As for the Redskins’ haul, it was a chaotic affair, in which they didn’t have any picks in the first five rounds due to trades for guys like Duane Thomas and Alvin Haymond. The team also made four trades in the draft’s second day, acquiring defensive lineman Karl Lorch, who would spend six seasons in D.C.

That year’s Nebraskins were hardly hyped and barely noted by The Post -- “In the final rounds of the draft yesterday, the Redskins selected their second and third players from Nebraska, cornerback Ardell Johnson and guard Dennis Pavelka, a 6-3, 261-pounder. Washington had taken Nebraska tackle Mark Doak [in] the sixth round,” Ken Denlinger wrote.

Doak was listed at 6-3 and 265 pounds when drafted, and was the team’s second player selected behind Mike Thomas. Bobby Mitchell called him “the most improved player on Nebraska’s team last year,” adding that the tackle was “tough, aggressive, and very strong.” He was the only Nebraskin who rated a mention in George Allen’s post-draft wrap-up.
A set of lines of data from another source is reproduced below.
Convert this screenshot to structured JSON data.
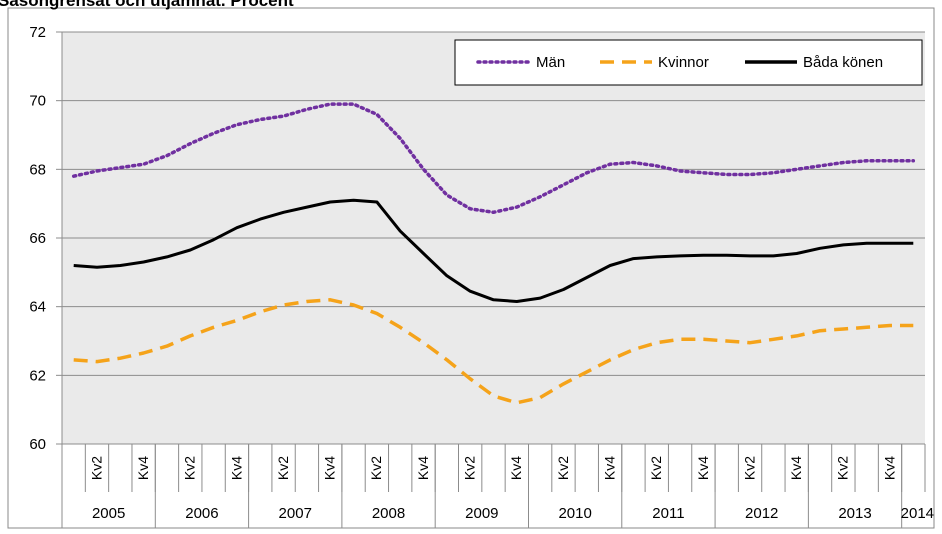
{
  "chart_data": {
    "type": "line",
    "title": "Säsongrensat och utjämnat. Procent",
    "categories": [
      null,
      "Kv2",
      null,
      "Kv4",
      null,
      "Kv2",
      null,
      "Kv4",
      null,
      "Kv2",
      null,
      "Kv4",
      null,
      "Kv2",
      null,
      "Kv4",
      null,
      "Kv2",
      null,
      "Kv4",
      null,
      "Kv2",
      null,
      "Kv4",
      null,
      "Kv2",
      null,
      "Kv4",
      null,
      "Kv2",
      null,
      "Kv4",
      null,
      "Kv2",
      null,
      "Kv4",
      null
    ],
    "years": [
      "2005",
      "2006",
      "2007",
      "2008",
      "2009",
      "2010",
      "2011",
      "2012",
      "2013",
      "2014"
    ],
    "series": [
      {
        "name": "Män",
        "color": "#7030a0",
        "style": "dotted",
        "values": [
          67.8,
          67.95,
          68.05,
          68.15,
          68.4,
          68.75,
          69.05,
          69.3,
          69.45,
          69.55,
          69.75,
          69.9,
          69.9,
          69.6,
          68.9,
          68.0,
          67.25,
          66.85,
          66.75,
          66.9,
          67.2,
          67.55,
          67.9,
          68.15,
          68.2,
          68.1,
          67.95,
          67.9,
          67.85,
          67.85,
          67.9,
          68.0,
          68.1,
          68.2,
          68.25,
          68.25,
          68.25
        ]
      },
      {
        "name": "Kvinnor",
        "color": "#f5a31a",
        "style": "dashed",
        "values": [
          62.45,
          62.4,
          62.5,
          62.65,
          62.85,
          63.15,
          63.4,
          63.6,
          63.85,
          64.05,
          64.15,
          64.2,
          64.05,
          63.8,
          63.4,
          62.95,
          62.45,
          61.9,
          61.4,
          61.2,
          61.35,
          61.75,
          62.1,
          62.45,
          62.75,
          62.95,
          63.05,
          63.05,
          63.0,
          62.95,
          63.05,
          63.15,
          63.3,
          63.35,
          63.4,
          63.45,
          63.45
        ]
      },
      {
        "name": "Båda könen",
        "color": "#000000",
        "style": "solid",
        "values": [
          65.2,
          65.15,
          65.2,
          65.3,
          65.45,
          65.65,
          65.95,
          66.3,
          66.55,
          66.75,
          66.9,
          67.05,
          67.1,
          67.05,
          66.2,
          65.55,
          64.9,
          64.45,
          64.2,
          64.15,
          64.25,
          64.5,
          64.85,
          65.2,
          65.4,
          65.45,
          65.48,
          65.5,
          65.5,
          65.48,
          65.48,
          65.55,
          65.7,
          65.8,
          65.85,
          65.85,
          65.85
        ]
      }
    ],
    "ylim": [
      60,
      72
    ],
    "yticks": [
      60,
      62,
      64,
      66,
      68,
      70,
      72
    ],
    "grid": true
  }
}
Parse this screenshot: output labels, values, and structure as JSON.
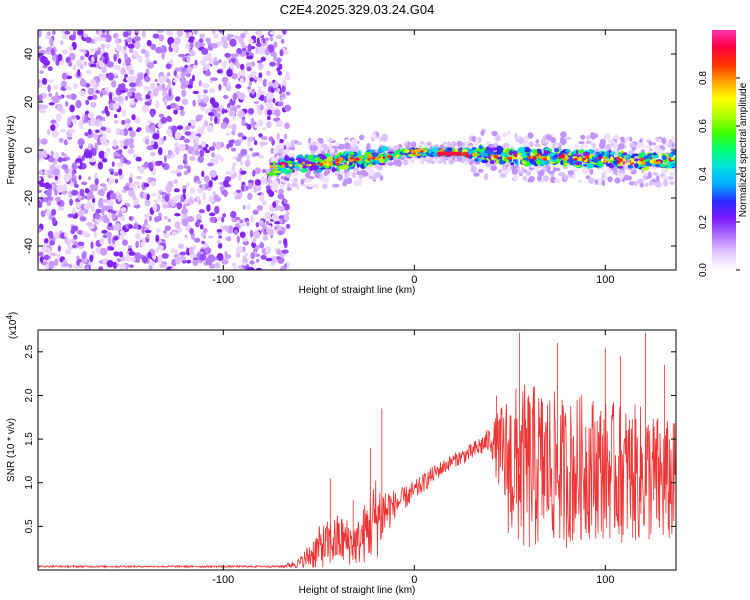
{
  "chart_data": [
    {
      "type": "heatmap",
      "title": "C2E4.2025.329.03.24.G04",
      "xlabel": "Height of straight line (km)",
      "ylabel": "Frequency (Hz)",
      "xlim": [
        -197,
        137
      ],
      "ylim": [
        -50,
        50
      ],
      "x_ticks": [
        -100,
        0,
        100
      ],
      "x_tick_labels": [
        "-100",
        "0",
        "100"
      ],
      "y_ticks": [
        -40,
        -20,
        0,
        20,
        40
      ],
      "y_tick_labels": [
        "-40",
        "-20",
        "0",
        "20",
        "40"
      ],
      "noise_region_x": [
        -197,
        -66
      ],
      "signal_ridge": {
        "x": [
          -75,
          -60,
          -40,
          -20,
          0,
          20,
          40,
          60,
          80,
          100,
          120,
          137
        ],
        "frequency": [
          -7,
          -6,
          -5,
          -3,
          -1,
          -1,
          -2,
          -3,
          -3,
          -4,
          -5,
          -4
        ]
      },
      "colorbar": {
        "label": "Normalized spectral amplitude",
        "range": [
          0.0,
          1.0
        ],
        "ticks": [
          0.0,
          0.2,
          0.4,
          0.6,
          0.8
        ],
        "tick_labels": [
          "0.0",
          "0.2",
          "0.4",
          "0.6",
          "0.8"
        ],
        "colors": [
          "#ffffff",
          "#e6c8ff",
          "#b070ff",
          "#7a1cff",
          "#2a2aff",
          "#00b0ff",
          "#00e0e0",
          "#00ff70",
          "#40ff00",
          "#b0ff00",
          "#ffff00",
          "#ffa000",
          "#ff3000",
          "#ff0040",
          "#ff30b0"
        ]
      }
    },
    {
      "type": "line",
      "xlabel": "Height of straight line (km)",
      "ylabel": "SNR (10 * v/v)",
      "y_multiplier": "(x10",
      "y_multiplier_exp": "4",
      "y_multiplier_close": ")",
      "xlim": [
        -197,
        137
      ],
      "ylim": [
        0.0,
        2.75
      ],
      "x_ticks": [
        -100,
        0,
        100
      ],
      "x_tick_labels": [
        "-100",
        "0",
        "100"
      ],
      "y_ticks": [
        0.5,
        1.0,
        1.5,
        2.0,
        2.5
      ],
      "y_tick_labels": [
        "0.5",
        "1.0",
        "1.5",
        "2.0",
        "2.5"
      ],
      "series": [
        {
          "name": "SNR",
          "color": "#ee3333",
          "envelope_x": [
            -197,
            -70,
            -60,
            -50,
            -40,
            -30,
            -20,
            -10,
            0,
            10,
            20,
            30,
            40,
            50,
            60,
            70,
            80,
            90,
            100,
            110,
            120,
            130,
            137
          ],
          "envelope_mean": [
            0.04,
            0.04,
            0.08,
            0.25,
            0.35,
            0.3,
            0.6,
            0.75,
            0.9,
            1.1,
            1.25,
            1.35,
            1.5,
            1.2,
            1.15,
            1.2,
            1.1,
            1.2,
            1.15,
            1.1,
            1.1,
            1.0,
            1.0
          ],
          "envelope_spread": [
            0.01,
            0.01,
            0.06,
            0.25,
            0.3,
            0.25,
            0.5,
            0.15,
            0.12,
            0.1,
            0.08,
            0.1,
            0.15,
            0.9,
            1.0,
            0.9,
            0.85,
            0.85,
            0.8,
            0.8,
            0.8,
            0.75,
            0.7
          ],
          "spikes": [
            {
              "x": -44,
              "y": 1.05
            },
            {
              "x": -32,
              "y": 0.8
            },
            {
              "x": -17,
              "y": 1.85
            },
            {
              "x": -23,
              "y": 1.4
            },
            {
              "x": 43,
              "y": 2.0
            },
            {
              "x": 55,
              "y": 2.72
            },
            {
              "x": 75,
              "y": 2.6
            },
            {
              "x": 100,
              "y": 2.55
            },
            {
              "x": 108,
              "y": 2.45
            },
            {
              "x": 121,
              "y": 2.72
            },
            {
              "x": 131,
              "y": 2.35
            }
          ]
        }
      ]
    }
  ]
}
“We wanted a race-horse back (Mike Thomas), an offensive tackle who played against good competition (Doak), an offensive guard (Glenn Ressler), a blocking tight end who possibly could play tackle (Ray Parsons), a wide receiver with experience (Cotton Speyrer) and defensive ends who can rush the passer,” Allen said

Johnson was cut in late July, on the day when the headline was linebacker Dave Robinson generating 2.7 horsepower on a stationary bike, equal to half of an old VW engine. Pavelka was injured in training camp; his eventual release never even made The Post.

But Doak we know more about, since he was chosen by The Post’s Lenny Shapiro to share his training camp experiences. The 24 year-old was married with no children and a sheepdog at the time, though his wife stayed in Pittsburgh with her folks. He started training camp with the first-string offense, and his quotes could probably be plugged into training camp stories 35 years later without anyone blinking.

“That first day, well, it was like going from junior high and touch football to high school and tackle,” he told Shapiro. “I had butterflies, I was queasy about it. You know, it’s a do-or-die kind of situation. It’s not for fun any more. It’s a business, and if you don’t do it, you’re gone.”

Doak stuck around training camp as the roster was whittled, getting decent playing time as his weight fluctuated between 268 and 272. Then he forgot to take salt tablets, dropped to 260, and cramped dramatically while walking down a hallway.

“So I sat down; it seemed like the sensible thing to do,” he told Shapiro.

He spent 90 minutes in a hospital getting treated for dehydration, and came back talking about how he still had six (!) more preseason games to impress coaches. But Doak was cut less than two weeks later, and wound up starting that fall for Birmingham of the WFL.

None of the Nebraskins ever played a game with Washington.